1 September 2011
As you undoubtedly know, I’ve been compiling lists of new words for each year of the past century. But novelist Mary Robinette Kowal has done something similar for words from 1815. She’s writing a period novel and wants to keep it free of linguistic anachronisms. Kowal describes her process:
I decided to create a Jane Austen word list, from the complete works of Jane Austen, and use that as my spellcheck dictionary. It flagged any word that she didn’t use, which allowed me to look it up to see if it existed. Sometimes the word did, but meant something different. [...] Once the word was flagged, I looked it up in the OED to double-check the meaning and the earliest citation. If the word didn’t work, then I used the OED’s historical thesaurus to find a period appropriate synonym.
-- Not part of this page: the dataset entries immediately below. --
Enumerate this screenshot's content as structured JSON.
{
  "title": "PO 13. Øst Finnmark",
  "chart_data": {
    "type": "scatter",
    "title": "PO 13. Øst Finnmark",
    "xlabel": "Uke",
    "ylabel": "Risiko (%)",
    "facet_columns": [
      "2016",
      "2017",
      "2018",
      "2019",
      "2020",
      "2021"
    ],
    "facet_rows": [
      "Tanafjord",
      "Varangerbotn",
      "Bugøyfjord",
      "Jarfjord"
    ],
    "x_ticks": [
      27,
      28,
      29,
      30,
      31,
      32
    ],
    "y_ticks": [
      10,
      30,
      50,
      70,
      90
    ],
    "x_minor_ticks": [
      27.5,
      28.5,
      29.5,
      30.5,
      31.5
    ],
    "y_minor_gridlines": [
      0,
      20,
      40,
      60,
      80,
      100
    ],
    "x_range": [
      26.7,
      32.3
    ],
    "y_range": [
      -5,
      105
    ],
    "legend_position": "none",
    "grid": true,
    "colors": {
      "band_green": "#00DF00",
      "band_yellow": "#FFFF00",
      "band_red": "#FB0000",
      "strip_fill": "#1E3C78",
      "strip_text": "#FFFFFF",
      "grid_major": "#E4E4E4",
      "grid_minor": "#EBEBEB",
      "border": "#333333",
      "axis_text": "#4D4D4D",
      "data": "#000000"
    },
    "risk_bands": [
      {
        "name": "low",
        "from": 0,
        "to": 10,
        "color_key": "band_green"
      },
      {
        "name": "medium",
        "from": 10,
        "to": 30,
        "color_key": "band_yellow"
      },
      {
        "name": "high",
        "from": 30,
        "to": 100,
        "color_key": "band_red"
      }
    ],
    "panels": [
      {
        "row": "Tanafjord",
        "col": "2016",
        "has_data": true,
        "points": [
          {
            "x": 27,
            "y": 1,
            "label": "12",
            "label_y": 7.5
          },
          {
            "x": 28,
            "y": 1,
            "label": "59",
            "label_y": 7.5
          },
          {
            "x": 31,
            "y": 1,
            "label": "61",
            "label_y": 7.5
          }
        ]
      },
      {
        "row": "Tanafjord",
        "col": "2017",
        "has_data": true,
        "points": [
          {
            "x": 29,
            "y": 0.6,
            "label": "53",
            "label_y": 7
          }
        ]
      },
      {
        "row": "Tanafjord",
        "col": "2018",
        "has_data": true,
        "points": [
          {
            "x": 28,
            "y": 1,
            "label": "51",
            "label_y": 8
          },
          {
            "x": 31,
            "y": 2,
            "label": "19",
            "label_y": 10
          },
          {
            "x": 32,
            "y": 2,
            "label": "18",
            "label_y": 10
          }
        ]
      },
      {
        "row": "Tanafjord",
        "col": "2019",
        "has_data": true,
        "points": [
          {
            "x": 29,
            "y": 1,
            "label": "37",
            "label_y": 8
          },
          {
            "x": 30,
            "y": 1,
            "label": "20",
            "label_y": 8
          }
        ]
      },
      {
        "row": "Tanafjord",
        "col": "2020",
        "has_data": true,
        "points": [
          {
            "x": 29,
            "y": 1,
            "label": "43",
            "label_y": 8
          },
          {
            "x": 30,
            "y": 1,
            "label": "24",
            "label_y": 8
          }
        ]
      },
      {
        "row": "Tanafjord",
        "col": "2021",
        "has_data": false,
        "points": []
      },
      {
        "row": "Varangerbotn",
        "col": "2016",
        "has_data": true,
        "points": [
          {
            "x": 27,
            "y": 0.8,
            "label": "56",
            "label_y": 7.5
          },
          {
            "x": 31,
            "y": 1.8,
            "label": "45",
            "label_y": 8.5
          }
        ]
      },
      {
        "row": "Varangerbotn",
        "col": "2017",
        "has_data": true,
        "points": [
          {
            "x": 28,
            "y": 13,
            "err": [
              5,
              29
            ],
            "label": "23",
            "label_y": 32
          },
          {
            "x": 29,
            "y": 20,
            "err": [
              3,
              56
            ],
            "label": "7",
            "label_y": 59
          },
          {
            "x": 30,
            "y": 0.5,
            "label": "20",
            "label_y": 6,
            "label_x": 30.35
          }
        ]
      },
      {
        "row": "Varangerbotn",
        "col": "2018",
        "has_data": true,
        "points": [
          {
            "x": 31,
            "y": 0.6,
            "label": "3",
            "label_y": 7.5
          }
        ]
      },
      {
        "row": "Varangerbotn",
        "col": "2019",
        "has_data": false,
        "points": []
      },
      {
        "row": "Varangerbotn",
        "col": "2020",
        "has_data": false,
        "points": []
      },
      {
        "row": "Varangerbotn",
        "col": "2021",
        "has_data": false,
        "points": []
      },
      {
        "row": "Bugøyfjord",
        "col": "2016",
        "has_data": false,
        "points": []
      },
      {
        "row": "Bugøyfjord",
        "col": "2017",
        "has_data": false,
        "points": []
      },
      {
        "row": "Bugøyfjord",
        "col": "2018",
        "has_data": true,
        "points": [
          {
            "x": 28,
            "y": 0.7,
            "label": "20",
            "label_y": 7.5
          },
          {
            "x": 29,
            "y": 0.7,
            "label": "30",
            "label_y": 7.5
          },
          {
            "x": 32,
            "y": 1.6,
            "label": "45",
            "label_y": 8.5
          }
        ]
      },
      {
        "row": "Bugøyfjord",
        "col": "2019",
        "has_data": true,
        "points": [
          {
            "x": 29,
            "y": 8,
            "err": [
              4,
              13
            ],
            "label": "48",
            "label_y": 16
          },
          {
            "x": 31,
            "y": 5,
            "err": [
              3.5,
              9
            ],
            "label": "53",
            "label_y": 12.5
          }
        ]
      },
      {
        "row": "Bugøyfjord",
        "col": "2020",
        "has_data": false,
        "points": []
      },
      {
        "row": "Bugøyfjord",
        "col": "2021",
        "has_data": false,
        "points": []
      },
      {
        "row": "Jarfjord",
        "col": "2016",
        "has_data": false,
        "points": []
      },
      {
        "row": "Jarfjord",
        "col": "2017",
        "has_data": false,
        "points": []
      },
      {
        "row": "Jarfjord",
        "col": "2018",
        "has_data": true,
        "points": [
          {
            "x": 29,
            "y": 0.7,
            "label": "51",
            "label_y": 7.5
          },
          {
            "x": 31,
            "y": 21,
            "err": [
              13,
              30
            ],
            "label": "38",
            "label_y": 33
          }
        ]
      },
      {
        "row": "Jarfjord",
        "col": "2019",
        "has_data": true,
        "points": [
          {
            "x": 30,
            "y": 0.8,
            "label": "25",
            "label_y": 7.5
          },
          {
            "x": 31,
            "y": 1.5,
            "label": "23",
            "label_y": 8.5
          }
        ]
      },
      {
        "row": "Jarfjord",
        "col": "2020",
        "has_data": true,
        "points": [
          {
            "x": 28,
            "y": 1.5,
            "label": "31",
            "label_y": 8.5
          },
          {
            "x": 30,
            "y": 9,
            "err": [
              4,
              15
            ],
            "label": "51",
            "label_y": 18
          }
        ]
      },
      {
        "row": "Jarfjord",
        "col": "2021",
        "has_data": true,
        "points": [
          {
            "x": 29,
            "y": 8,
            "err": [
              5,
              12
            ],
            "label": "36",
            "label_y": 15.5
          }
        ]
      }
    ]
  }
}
If that wasn’t yielding good results, I would also, sometimes, search in the complete works of Jane Austen to see how she referred to similar subjects.
In a few cases, she decided to keep anachronistic words for artistic or style reasons.
Kowal’s method is an excellent one. It is not doctrinaire, she makes exceptions where it is sensible to do so. She recognizes that words change in meaning. Presumably she shows some flexibility in the date, so a word that appears in the OED from 1817 is probably okay for use in an 1815 setting. Of course, her method will not flag a word that Austen used but has changed in meaning, so it’s not fail-safe. But no single method for eliminating anachronisms is going to be perfect. This is smart use of a dictionary.
Kowal’s blog post contains a list of words she pulled from her latest novel because they were anachronistic, and it contains a link to her Jane Austen word list. They are both well worth a peek.